Minimum wage and increased labor costs
One of the most immediate effects of this decision is the increase in labor costs for fast-food franchisees. The current state minimum wage is set to increase to $16 an hour in 2024. Under the recent deal, the minimum wage for fast-food workers across California will be $20 an hour by April 2024 at fast-food restaurant chains with more than 60 locations in the United States. This 25 percent wage increase in just a few years could pose challenges for franchisees already operating on tight profit margins. To remain competitive, franchisees may need to find ways to absorb these increased labor costs, such as raising menu prices or exploring more cost-effective operational strategies.
The agreement also establishes a council with the authority to further raise the minimum wage for fast-food workers by up to 3.5 percent annually. This provision introduces uncertainty for franchisees, as they must now consider the potential for ongoing wage hikes. These incremental increases could compound labor costs over time, impacting franchisee profitability and business sustainability.

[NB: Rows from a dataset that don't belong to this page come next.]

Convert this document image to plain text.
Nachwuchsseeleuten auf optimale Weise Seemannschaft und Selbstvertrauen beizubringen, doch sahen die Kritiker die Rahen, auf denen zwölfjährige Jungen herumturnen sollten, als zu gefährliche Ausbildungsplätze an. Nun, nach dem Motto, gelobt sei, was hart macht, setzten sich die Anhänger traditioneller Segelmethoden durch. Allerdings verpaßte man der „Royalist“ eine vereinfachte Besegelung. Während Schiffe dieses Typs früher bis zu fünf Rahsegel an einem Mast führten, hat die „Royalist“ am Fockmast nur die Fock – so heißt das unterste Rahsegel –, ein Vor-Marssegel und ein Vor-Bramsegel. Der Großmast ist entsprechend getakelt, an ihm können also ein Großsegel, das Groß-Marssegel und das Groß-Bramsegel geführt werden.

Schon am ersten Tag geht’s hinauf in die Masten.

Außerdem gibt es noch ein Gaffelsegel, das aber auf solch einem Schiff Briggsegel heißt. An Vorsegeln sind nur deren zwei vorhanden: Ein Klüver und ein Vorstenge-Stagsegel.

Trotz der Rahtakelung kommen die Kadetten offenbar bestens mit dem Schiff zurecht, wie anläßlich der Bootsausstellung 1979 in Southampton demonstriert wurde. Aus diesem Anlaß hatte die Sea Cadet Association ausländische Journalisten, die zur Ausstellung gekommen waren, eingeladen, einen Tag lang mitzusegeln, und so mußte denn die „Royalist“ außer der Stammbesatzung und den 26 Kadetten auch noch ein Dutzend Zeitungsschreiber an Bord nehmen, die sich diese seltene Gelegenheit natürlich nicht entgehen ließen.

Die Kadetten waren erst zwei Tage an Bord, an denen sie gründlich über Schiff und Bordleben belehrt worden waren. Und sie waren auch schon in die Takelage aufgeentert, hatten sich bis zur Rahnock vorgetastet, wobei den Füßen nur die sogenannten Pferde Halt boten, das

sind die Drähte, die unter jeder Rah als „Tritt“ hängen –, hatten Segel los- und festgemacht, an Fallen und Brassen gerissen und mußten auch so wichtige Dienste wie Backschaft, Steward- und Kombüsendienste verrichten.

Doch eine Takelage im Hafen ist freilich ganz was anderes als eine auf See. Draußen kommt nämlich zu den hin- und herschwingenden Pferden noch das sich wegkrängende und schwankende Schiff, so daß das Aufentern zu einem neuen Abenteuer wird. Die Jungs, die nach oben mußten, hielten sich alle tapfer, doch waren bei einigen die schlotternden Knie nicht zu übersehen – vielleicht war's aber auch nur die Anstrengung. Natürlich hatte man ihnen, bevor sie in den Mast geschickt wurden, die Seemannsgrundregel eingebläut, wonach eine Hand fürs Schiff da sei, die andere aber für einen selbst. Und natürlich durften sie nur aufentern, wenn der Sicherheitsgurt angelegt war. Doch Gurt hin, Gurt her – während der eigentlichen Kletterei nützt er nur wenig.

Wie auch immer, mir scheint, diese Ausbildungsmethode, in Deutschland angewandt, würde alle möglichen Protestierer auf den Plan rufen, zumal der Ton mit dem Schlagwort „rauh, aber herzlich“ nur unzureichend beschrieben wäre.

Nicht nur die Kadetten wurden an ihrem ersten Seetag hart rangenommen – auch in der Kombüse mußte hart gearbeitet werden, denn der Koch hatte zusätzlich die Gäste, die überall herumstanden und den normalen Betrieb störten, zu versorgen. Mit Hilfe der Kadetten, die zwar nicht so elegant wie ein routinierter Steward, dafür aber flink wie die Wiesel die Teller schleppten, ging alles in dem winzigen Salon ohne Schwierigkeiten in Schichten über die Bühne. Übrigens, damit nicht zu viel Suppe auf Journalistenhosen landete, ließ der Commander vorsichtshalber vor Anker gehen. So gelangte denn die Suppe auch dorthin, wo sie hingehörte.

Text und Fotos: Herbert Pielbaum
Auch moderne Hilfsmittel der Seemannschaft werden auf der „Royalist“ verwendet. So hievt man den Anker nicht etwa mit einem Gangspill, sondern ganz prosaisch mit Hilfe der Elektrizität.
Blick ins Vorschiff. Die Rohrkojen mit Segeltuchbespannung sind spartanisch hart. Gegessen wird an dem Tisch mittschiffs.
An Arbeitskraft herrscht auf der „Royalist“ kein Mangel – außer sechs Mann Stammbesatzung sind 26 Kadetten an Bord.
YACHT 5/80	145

While the new legislation seeks to create uniformity by preventing local governments from setting higher minimum wages for the fast-food industry, it allows local governments to raise the minimum wage for all workers. This means that franchisees operating in areas with a high cost of living may face additional pressure as they compete for talent in a market with higher minimum wages for all employees.
Liability relief for franchisors
One notable change in the agreement is the removal of language that would have held fast-food chains liable for labor violations at franchisee-operated restaurants. Critics argued this provision would have had far-reaching consequences for the entire industry. By removing this language, the agreement seeks to protect the franchise business model, providing reassurance to franchisors who may have been concerned about the potential of joint liability.
The decision to raise the minimum wage for fast food workers in California and eliminate the 2024 referendum has far-reaching implications for franchisees in the state. While it presents opportunities for workers to earn higher wages and potentially improve their working conditions, franchisees will need to navigate higher labor costs, potential annual increases, and a changing regulatory landscape. The removal of joint liability language also helps assuage some of the concerns the restaurant industry expressed in light of the original proposed language. As this agreement progresses through the California legislature, fast-food chains and franchisees will be closely watching and adapting to ensure their businesses remain viable in the face of these changes.